If I'm ready to read your book based on the blurb or excerpt, then you pretty much have me committed for at least the first 30-50 pages (less if it really, really sucks). If it kind of blows, then I'll stop. But as long as I really like at least one character, or the premise, or the story, or the writer's voice - I'll finish it. Some get better as the book goes on, some don't. Some I end up loving after being dubious for the first 50 pages. You just never know. It's only a handful that I don't finish at all - but boy-o, if you are one of them, I will never - never ever - read your writing again. Period.
Back to topic... I read the back cover blurbs, I read the tag lines, but I have never read the first line or even the first few lines and thought, 'Boring, I'll move on'. Many people do, apparently. So, I see the importance. You don't want to lose those readers.

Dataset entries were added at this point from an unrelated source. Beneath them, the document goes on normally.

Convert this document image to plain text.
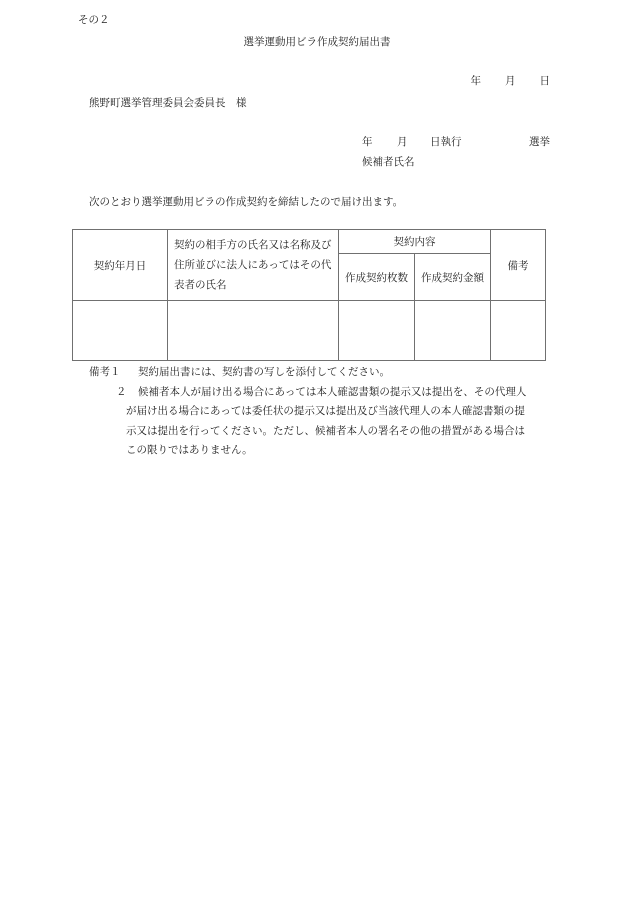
その２
選挙運動用ビラ作成契約届出書
年 月 日
熊野町選挙管理委員会委員長　様
年 月 日執行	選挙
候補者氏名
次のとおり選挙運動用ビラの作成契約を締結したので届け出ます。
契約年月日	契約の相手方の氏名又は名称及び住所並びに法人にあってはその代表者の氏名	契約内容		備考
		作成契約枚数	作成契約金額	

備考１ 契約届出書には、契約書の写しを添付してください。
２ 候補者本人が届け出る場合にあっては本人確認書類の提示又は提出を、その代理人
が届け出る場合にあっては委任状の提示又は提出及び当該代理人の本人確認書類の提
示又は提出を行ってください。ただし、候補者本人の署名その他の措置がある場合は
この限りではありません。
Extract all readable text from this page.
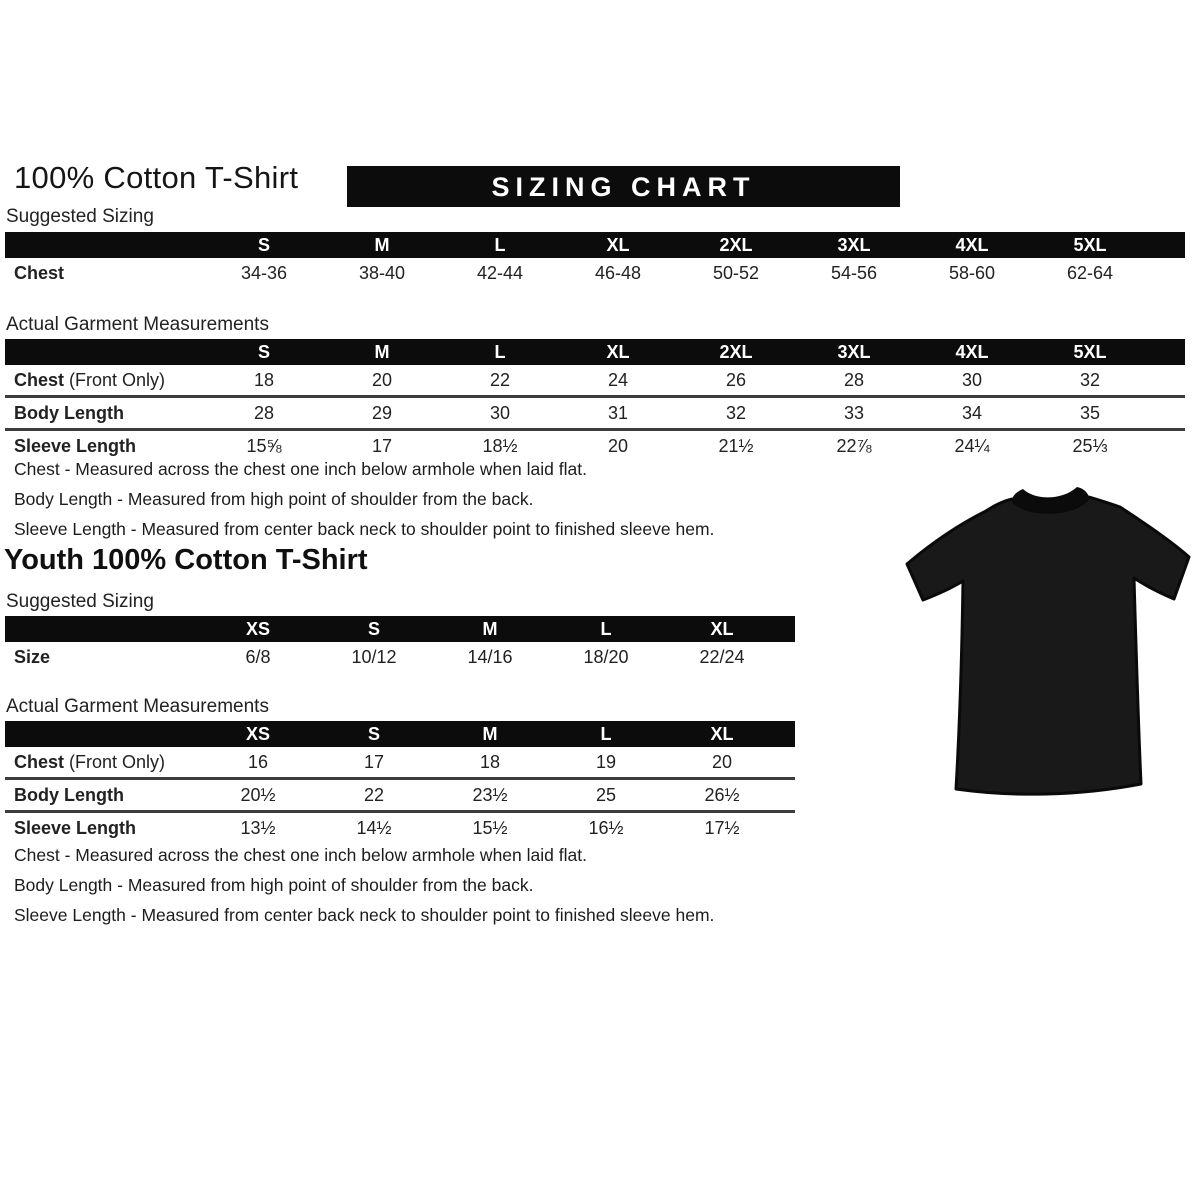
100% Cotton T-Shirt	SIZING CHART
Suggested Sizing
	S	M	L	XL	2XL	3XL	4XL	5XL	
Chest	34-36	38-40	42-44	46-48	50-52	54-56	58-60	62-64	
Actual Garment Measurements
	S	M	L	XL	2XL	3XL	4XL	5XL	
Chest (Front Only)	18	20	22	24	26	28	30	32	
Body Length	28	29	30	31	32	33	34	35	
Sleeve Length	15⅝	17	18½	20	21½	22⅞	24¼	25⅓	
Chest - Measured across the chest one inch below armhole when laid flat.
Body Length - Measured from high point of shoulder from the back.
Sleeve Length - Measured from center back neck to shoulder point to finished sleeve hem.
Youth 100% Cotton T-Shirt
Suggested Sizing
	XS	S	M	L	XL	
Size	6/8	10/12	14/16	18/20	22/24	
Actual Garment Measurements
	XS	S	M	L	XL	
Chest (Front Only)	16	17	18	19	20	
Body Length	20½	22	23½	25	26½	
Sleeve Length	13½	14½	15½	16½	17½	
Chest - Measured across the chest one inch below armhole when laid flat.
Body Length - Measured from high point of shoulder from the back.
Sleeve Length - Measured from center back neck to shoulder point to finished sleeve hem.
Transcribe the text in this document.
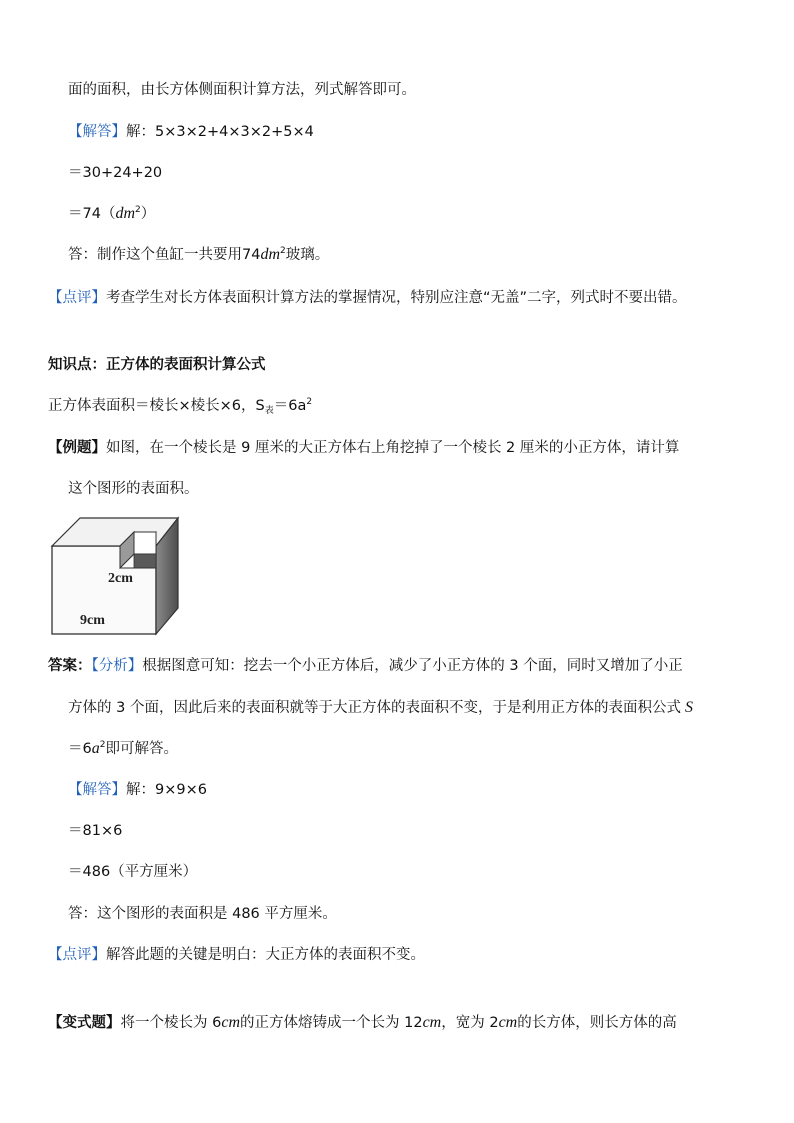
面的面积，由长方体侧面积计算方法，列式解答即可。
【解答】解：5×3×2+4×3×2+5×4
＝30+24+20
$=74(dm^2)$
答：制作这个鱼缸一共要用$74dm^2$玻璃。
【点评】考查学生对长方体表面积计算方法的掌握情况，特别应注意“无盖”二字，列式时不要出错。
知识点：正方体的表面积计算公式
正方体表面积＝棱长×棱长×6，$S_表=6a^2$
【例题】如图，在一个棱长是 9 厘米的大正方体右上角挖掉了一个棱长 2 厘米的小正方体，请计算
这个图形的表面积。
2cm
9cm
答案：【分析】根据图意可知：挖去一个小正方体后，减少了小正方体的 3 个面，同时又增加了小正
方体的 3 个面，因此后来的表面积就等于大正方体的表面积不变，于是利用正方体的表面积公式 S
$=6a^2$即可解答。
【解答】解：9×9×6
＝81×6
＝486（平方厘米）
答：这个图形的表面积是 486 平方厘米。
【点评】解答此题的关键是明白：大正方体的表面积不变。
【变式题】将一个棱长为 6cm的正方体熔铸成一个长为 12cm，宽为 2cm的长方体，则长方体的高
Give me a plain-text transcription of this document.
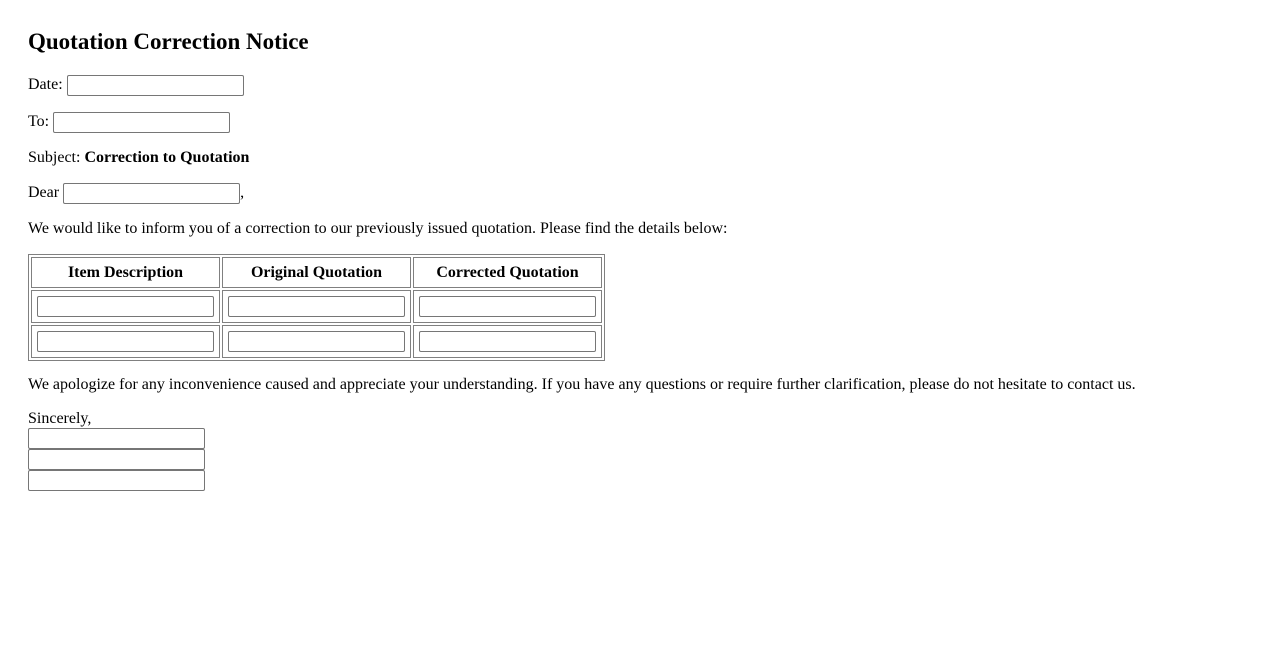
Quotation Correction Notice
Date:
To:
Subject: Correction to Quotation
Dear	,
We would like to inform you of a correction to our previously issued quotation. Please find the details below:
Item Description	Original Quotation	Corrected Quotation

We apologize for any inconvenience caused and appreciate your understanding. If you have any questions or require further clarification, please do not hesitate to contact us.
Sincerely,
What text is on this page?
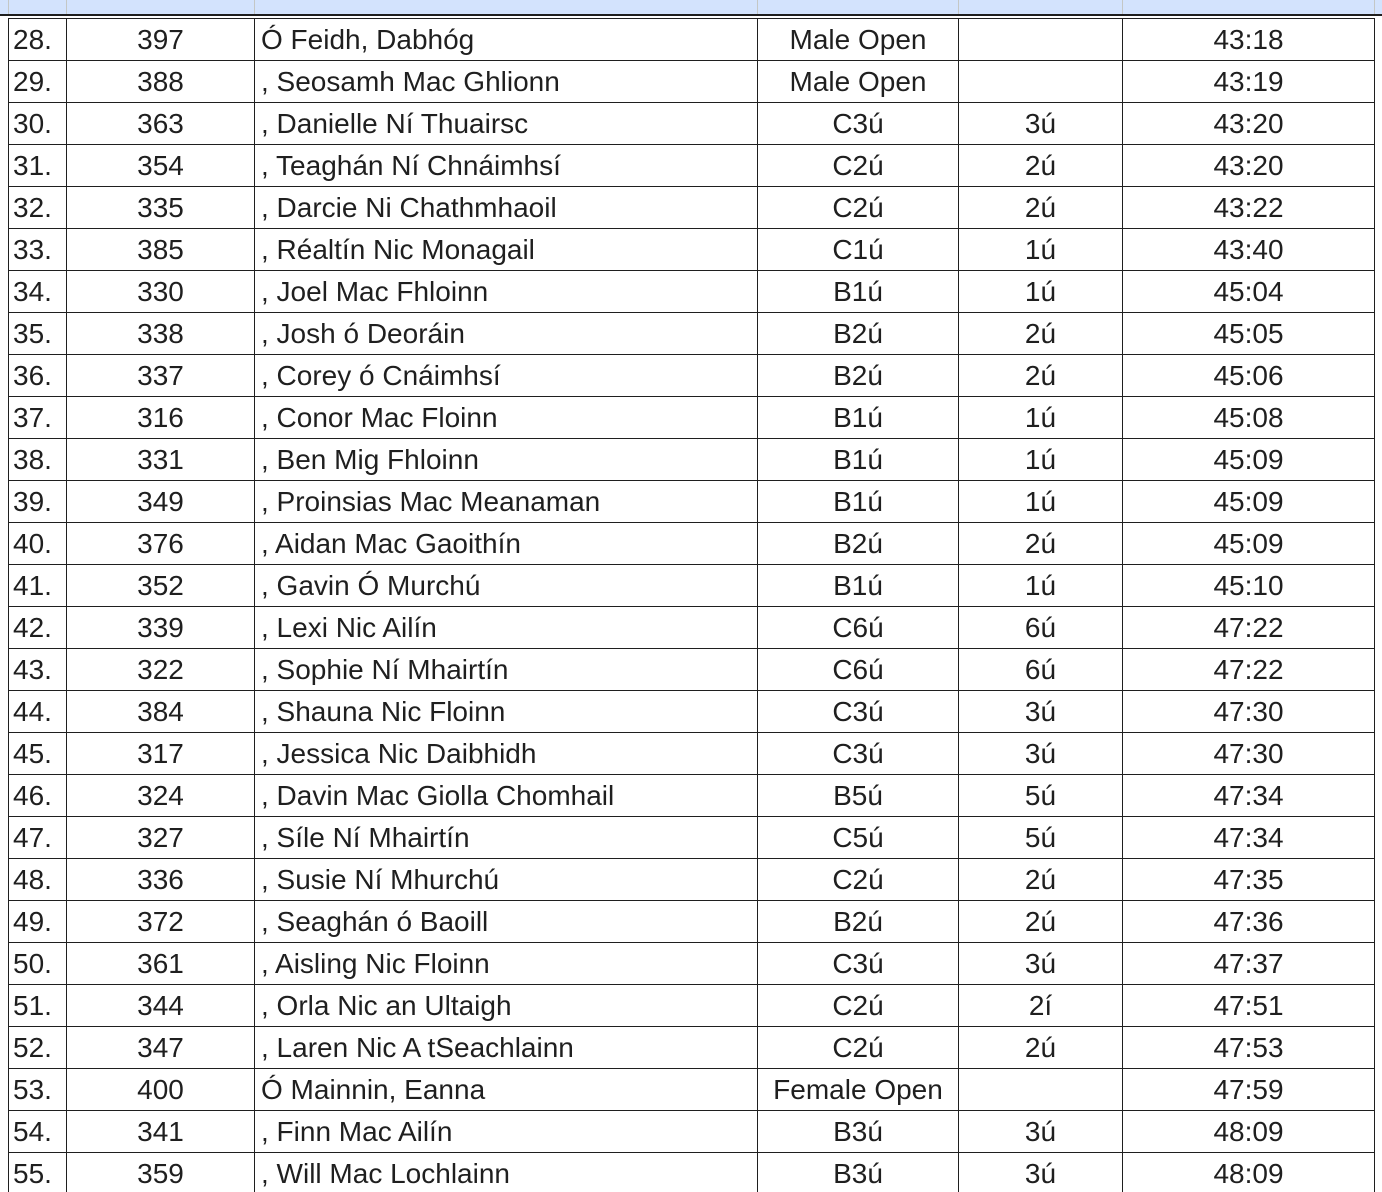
28.	397	Ó Feidh, Dabhóg	Male Open		43:18
29.	388	, Seosamh Mac Ghlionn	Male Open		43:19
30.	363	, Danielle Ní Thuairsc	C3ú	3ú	43:20
31.	354	, Teaghán Ní Chnáimhsí	C2ú	2ú	43:20
32.	335	, Darcie Ni Chathmhaoil	C2ú	2ú	43:22
33.	385	, Réaltín Nic Monagail	C1ú	1ú	43:40
34.	330	, Joel Mac Fhloinn	B1ú	1ú	45:04
35.	338	, Josh ó Deoráin	B2ú	2ú	45:05
36.	337	, Corey ó Cnáimhsí	B2ú	2ú	45:06
37.	316	, Conor Mac Floinn	B1ú	1ú	45:08
38.	331	, Ben Mig Fhloinn	B1ú	1ú	45:09
39.	349	, Proinsias Mac Meanaman	B1ú	1ú	45:09
40.	376	, Aidan Mac Gaoithín	B2ú	2ú	45:09
41.	352	, Gavin Ó Murchú	B1ú	1ú	45:10
42.	339	, Lexi Nic Ailín	C6ú	6ú	47:22
43.	322	, Sophie Ní Mhairtín	C6ú	6ú	47:22
44.	384	, Shauna Nic Floinn	C3ú	3ú	47:30
45.	317	, Jessica Nic Daibhidh	C3ú	3ú	47:30
46.	324	, Davin Mac Giolla Chomhail	B5ú	5ú	47:34
47.	327	, Síle Ní Mhairtín	C5ú	5ú	47:34
48.	336	, Susie Ní Mhurchú	C2ú	2ú	47:35
49.	372	, Seaghán ó Baoill	B2ú	2ú	47:36
50.	361	, Aisling Nic Floinn	C3ú	3ú	47:37
51.	344	, Orla Nic an Ultaigh	C2ú	2í	47:51
52.	347	, Laren Nic A tSeachlainn	C2ú	2ú	47:53
53.	400	Ó Mainnin, Eanna	Female Open		47:59
54.	341	, Finn Mac Ailín	B3ú	3ú	48:09
55.	359	, Will Mac Lochlainn	B3ú	3ú	48:09
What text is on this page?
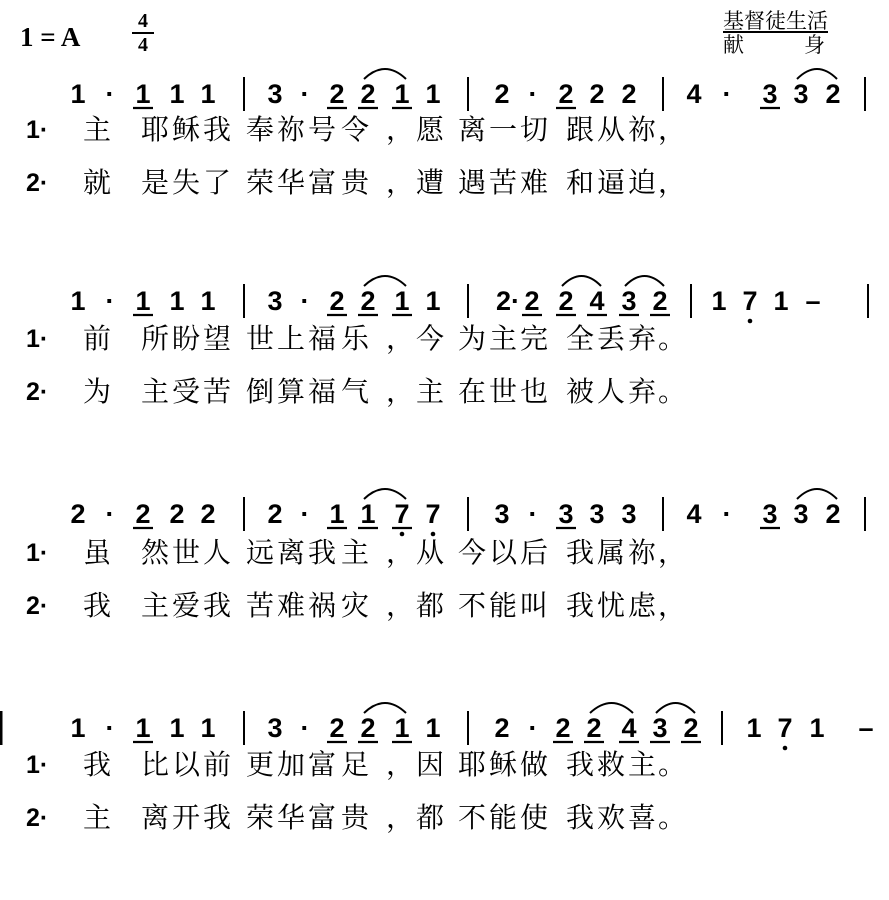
1 = A
4
4
基督徒生活
献身
1 · 1 1 1 3 · 2 2 1 1 2 · 2 2 2 4 · 3 3 2
1 · 1 1 1 3 · 2 2 1 1 2· 2 2 4 3 2 1 7 1 –
2 · 2 2 2 2 · 1 1 7 7 3 · 3 3 3 4 · 3 3 2
1 · 1 1 1 3 · 2 2 1 1 2 · 2 2 4 3 2 1 7 1 –
1· 主 耶 稣 我 奉 祢 号 令 ， 愿 离 一 切 跟 从 祢 ，
2· 就 是 失 了 荣 华 富 贵 ， 遭 遇 苦 难 和 逼 迫 ，
1· 前 所 盼 望 世 上 福 乐 ， 今 为 主 完 全 丢 弃 。
2· 为 主 受 苦 倒 算 福 气 ， 主 在 世 也 被 人 弃 。
1· 虽 然 世 人 远 离 我 主 ， 从 今 以 后 我 属 祢 ，
2· 我 主 爱 我 苦 难 祸 灾 ， 都 不 能 叫 我 忧 虑 ，
1· 我 比 以 前 更 加 富 足 ， 因 耶 稣 做 我 救 主 。
2· 主 离 开 我 荣 华 富 贵 ， 都 不 能 使 我 欢 喜 。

But in all honesty, the first line is important, the first page is important, the first and last lines of each chapter are important. They say that the last page/paragraph/line of your book sells your next book. Don't ask me who they are. So, what part of your book isn't important? You gotta love the characters. The setting can pull you in. The dialogue can be authentic or witty. It all has a place and the combination of these elements is what makes you great or not.
This was compared to pick-up lines in a bar. I get that - to some degree. If a guy walks up and says, 'what's your sign, doll?' - I may think he is a jerk, but if he's cute enough or smells good enough or is wearing the concert tee that I have too - then I may give him a few more moments to prove that perhaps he is just clueless about meeting girls, but has charm lurking somewhere.
I am not dismissing the important first line. I want mine to be great whether it is the basis by which my entire book is judged or not. So, what's the point of my musings? I dunno - maybe that's it, just thoughts. I wasn't consciously aware that first lines mean nothing to me as a reader until I started thinking about this. As a writer, well...that's a different story.